Ejaan bahasa Indonesia selanjutnya, yakni Melindo: Melayu-Indonesia. Ejaan ini dikenal pada akhir tahun 1959. Ejaan ini tidak hanya berkaitan dengan Republik Indonesia, tetapi juga dengan negeri-negeri tetangga kawasan Melayu seperti Malaysia, Singapura, dan Brunei Darussalam.

Ejaan ini batal diresmikan pada masanya karena faktor perkembangan politik di tahun-tahun berikutnya.

4. Ejaan Yang Disempurnakan (EYD)

Lebih dari 30 tahun EYD bertahan dalam penggunaan serta pedoman ejaan bahasa Indonesia. Ejaan ini diresmikan pada tanggal 16 Agustus 1972 oleh presiden kedua Republik Indonesia yaitu Presiden Soeharto di hadapan sidang DPR. peresmian ini diperkuat dengan Putusan Presiden No. 57 Tahun 1972.

Pada tanggal 31 Agustus 1972, Menteri Pendidikan dan Kebudayaan menetapkan Pedoman Umum Ejaan Bahasa Indonesia yang Disempurnakan dan Pedoman Umum Pembentukan Istilah resmi berlaku di seluruh wilayah NKRI.

5. Pedoman Umum Ejaan Bahasa Indonesia (PUEBI)

PUEBI didasarkan pada Permendiknas No. 46 Tahun 2009 tentang Pedoman Umum Ejaan Bahasa Indonesia yang Disempurnakan.

Pada Permendiknas tersebut, PUEBI dipergunakan bagi instansi-instansi pemerintah, swasta, serta masyarakat dalam penggunaan ejaan bahasa Indonesia yang baik dan benar.

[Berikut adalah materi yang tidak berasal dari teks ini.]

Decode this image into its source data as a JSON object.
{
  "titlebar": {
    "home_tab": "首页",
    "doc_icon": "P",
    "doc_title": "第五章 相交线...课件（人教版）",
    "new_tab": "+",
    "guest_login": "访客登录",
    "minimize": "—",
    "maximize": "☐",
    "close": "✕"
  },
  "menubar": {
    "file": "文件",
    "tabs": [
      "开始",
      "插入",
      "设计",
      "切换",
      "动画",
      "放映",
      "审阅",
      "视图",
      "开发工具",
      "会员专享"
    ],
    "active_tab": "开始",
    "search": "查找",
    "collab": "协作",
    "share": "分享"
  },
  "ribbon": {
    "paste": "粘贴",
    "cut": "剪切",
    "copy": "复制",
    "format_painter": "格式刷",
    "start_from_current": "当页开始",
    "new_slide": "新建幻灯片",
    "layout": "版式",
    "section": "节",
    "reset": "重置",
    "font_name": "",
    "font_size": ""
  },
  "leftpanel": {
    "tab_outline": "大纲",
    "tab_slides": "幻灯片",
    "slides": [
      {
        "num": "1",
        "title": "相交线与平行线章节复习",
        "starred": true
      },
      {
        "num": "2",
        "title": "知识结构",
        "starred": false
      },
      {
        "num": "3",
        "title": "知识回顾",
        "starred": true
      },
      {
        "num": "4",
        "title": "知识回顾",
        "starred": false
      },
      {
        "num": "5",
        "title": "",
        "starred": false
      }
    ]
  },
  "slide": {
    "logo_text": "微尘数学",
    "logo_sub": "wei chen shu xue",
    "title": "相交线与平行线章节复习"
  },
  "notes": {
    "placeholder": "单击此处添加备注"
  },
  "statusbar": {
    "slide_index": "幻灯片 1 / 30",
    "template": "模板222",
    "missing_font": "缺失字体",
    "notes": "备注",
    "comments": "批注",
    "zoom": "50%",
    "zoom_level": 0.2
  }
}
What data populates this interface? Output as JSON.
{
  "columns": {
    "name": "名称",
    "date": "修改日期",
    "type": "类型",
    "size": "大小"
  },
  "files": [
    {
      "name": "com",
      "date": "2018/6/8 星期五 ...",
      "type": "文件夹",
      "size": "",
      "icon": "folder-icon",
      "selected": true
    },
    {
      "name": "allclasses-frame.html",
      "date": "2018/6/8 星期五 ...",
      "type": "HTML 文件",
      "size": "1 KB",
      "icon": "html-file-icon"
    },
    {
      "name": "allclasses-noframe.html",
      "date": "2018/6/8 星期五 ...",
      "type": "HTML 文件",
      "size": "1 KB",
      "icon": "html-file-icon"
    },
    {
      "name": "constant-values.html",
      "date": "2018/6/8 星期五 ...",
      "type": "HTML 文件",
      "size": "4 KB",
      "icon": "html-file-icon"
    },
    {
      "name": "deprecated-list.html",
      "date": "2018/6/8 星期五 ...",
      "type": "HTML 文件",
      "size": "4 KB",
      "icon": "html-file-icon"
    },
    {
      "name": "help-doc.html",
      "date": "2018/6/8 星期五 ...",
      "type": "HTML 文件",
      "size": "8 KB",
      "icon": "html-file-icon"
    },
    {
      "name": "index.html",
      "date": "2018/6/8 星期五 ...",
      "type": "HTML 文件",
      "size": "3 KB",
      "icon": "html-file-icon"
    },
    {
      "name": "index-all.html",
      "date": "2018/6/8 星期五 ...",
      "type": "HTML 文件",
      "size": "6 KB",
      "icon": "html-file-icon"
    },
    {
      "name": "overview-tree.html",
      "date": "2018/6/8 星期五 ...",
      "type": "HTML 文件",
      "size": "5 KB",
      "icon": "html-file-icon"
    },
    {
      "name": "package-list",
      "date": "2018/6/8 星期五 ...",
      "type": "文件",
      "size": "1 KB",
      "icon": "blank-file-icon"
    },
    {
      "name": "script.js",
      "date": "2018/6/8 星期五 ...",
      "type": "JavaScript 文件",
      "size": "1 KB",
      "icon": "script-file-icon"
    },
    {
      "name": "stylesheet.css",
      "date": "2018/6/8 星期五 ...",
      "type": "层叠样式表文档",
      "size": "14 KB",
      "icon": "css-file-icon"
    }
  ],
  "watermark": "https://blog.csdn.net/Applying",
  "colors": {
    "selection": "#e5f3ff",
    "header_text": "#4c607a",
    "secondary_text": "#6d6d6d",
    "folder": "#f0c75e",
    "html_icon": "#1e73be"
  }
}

Itulah 5 perkembangan ejaan Bahasa Indonesia dari masa ke masa. Sebagai calon pemegang masa depan bangsa Indonesia, kita sebagai generasi penerus harus bisa dan mampu menggunakan serta melestarikan bahasa Indonesia dengan baik dan benar. Kita bisa ikut berkontribusi dalam membenarkan serta meluruskan ejaan-ejaan yang kurang tepat dengan mempelajari PUEBI serta menerapkannya dalam kehidupan sehari-hari.